A new article by Columbia Mailman School researchers Jeffrey Shaman and Marta Galanti explores the potential for the COVID-19 virus to become endemic, a regular feature producing recurring outbreaks in humans. They identify crucial contributing factors, including the risk for reinfection, vaccine availability and efficacy, as well as potential seasonality and interactions with other viral infections that may modulate the transmission of the virus. The article appears in the journal Science.
Shaman is a professor of environmental health sciences and director of the Columbia Mailman School Climate and Health program and a leading authority in modeling infectious disease outbreaks like SARS-CoV-2 and influenza. He was among the first to recognize the importance of asymptomatic spread of SARS-CoV-2 and the effectiveness of lockdown measures and published highly cited estimations of the hypothetic lives saved had lockdown occurred sooner. He and Galanti, a post-doctoral scientist in Shaman’s research group, also published research finding reinfections with endemic coronaviruses are not uncommon, even within a year of prior infection.
The new paper explores one potential scenario in which immunity to SARS-CoV-2, either through infection or a vaccine, diminishes within a year—a rate similar to that seen for the endemic betacoronavirus that causes mild respiratory illness. The result would be annual outbreaks of COVID-19. On the other hand, if immunity to SARS-CoV-2 lasted longer, perhaps through protection provided by immune response to infection with other endemic coronaviruses, we might experience what would initially appear to be an elimination of COVID-19 followed by a resurgence after a few years. Other contributing factors include the availability and effectiveness of a vaccine and the innate seasonality of the virus.
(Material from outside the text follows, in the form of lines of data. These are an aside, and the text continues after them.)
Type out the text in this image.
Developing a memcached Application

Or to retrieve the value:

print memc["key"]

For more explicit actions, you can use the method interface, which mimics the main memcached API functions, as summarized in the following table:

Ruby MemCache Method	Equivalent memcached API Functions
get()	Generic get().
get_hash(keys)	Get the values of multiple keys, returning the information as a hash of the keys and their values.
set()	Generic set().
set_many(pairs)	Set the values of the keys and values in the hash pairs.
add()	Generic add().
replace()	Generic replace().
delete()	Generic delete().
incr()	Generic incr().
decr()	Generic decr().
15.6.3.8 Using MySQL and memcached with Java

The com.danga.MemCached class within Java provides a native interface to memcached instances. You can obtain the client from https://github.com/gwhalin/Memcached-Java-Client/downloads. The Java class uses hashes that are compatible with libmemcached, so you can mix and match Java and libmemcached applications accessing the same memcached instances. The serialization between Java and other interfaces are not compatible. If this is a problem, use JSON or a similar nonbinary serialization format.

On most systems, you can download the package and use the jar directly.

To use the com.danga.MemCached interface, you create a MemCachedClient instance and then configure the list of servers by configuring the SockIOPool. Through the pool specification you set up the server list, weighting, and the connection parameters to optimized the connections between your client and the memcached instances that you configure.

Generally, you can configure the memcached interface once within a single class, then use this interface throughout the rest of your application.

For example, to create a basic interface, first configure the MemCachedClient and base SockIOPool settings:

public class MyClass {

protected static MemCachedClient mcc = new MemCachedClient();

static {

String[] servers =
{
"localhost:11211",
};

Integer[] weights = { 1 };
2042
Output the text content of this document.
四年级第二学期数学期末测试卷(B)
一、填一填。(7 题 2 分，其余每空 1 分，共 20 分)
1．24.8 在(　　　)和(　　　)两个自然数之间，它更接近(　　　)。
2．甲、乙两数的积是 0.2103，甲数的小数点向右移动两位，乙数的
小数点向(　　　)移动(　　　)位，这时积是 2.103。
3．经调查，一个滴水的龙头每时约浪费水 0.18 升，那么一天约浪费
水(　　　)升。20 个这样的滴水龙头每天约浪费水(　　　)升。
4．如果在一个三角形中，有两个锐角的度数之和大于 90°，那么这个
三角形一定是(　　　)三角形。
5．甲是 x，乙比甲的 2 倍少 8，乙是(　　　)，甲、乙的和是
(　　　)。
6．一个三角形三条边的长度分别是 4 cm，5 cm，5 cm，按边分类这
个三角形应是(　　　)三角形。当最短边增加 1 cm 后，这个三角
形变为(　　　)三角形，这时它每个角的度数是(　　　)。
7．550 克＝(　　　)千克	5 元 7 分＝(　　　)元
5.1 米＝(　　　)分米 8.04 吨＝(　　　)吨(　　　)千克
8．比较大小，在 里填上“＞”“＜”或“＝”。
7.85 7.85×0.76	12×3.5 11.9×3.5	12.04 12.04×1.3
“Should reinfection prove commonplace, and barring a highly effective vaccine delivered to most of the world’s population, SARS-CoV-2 will likely settle into a pattern of endemicity,” the authors write. “Whether reinfections will be commonplace, how often they will occur, how contagious re-infected individuals will be, and whether the risk of severe clinical outcomes changes with subsequent infection remain to be understood.”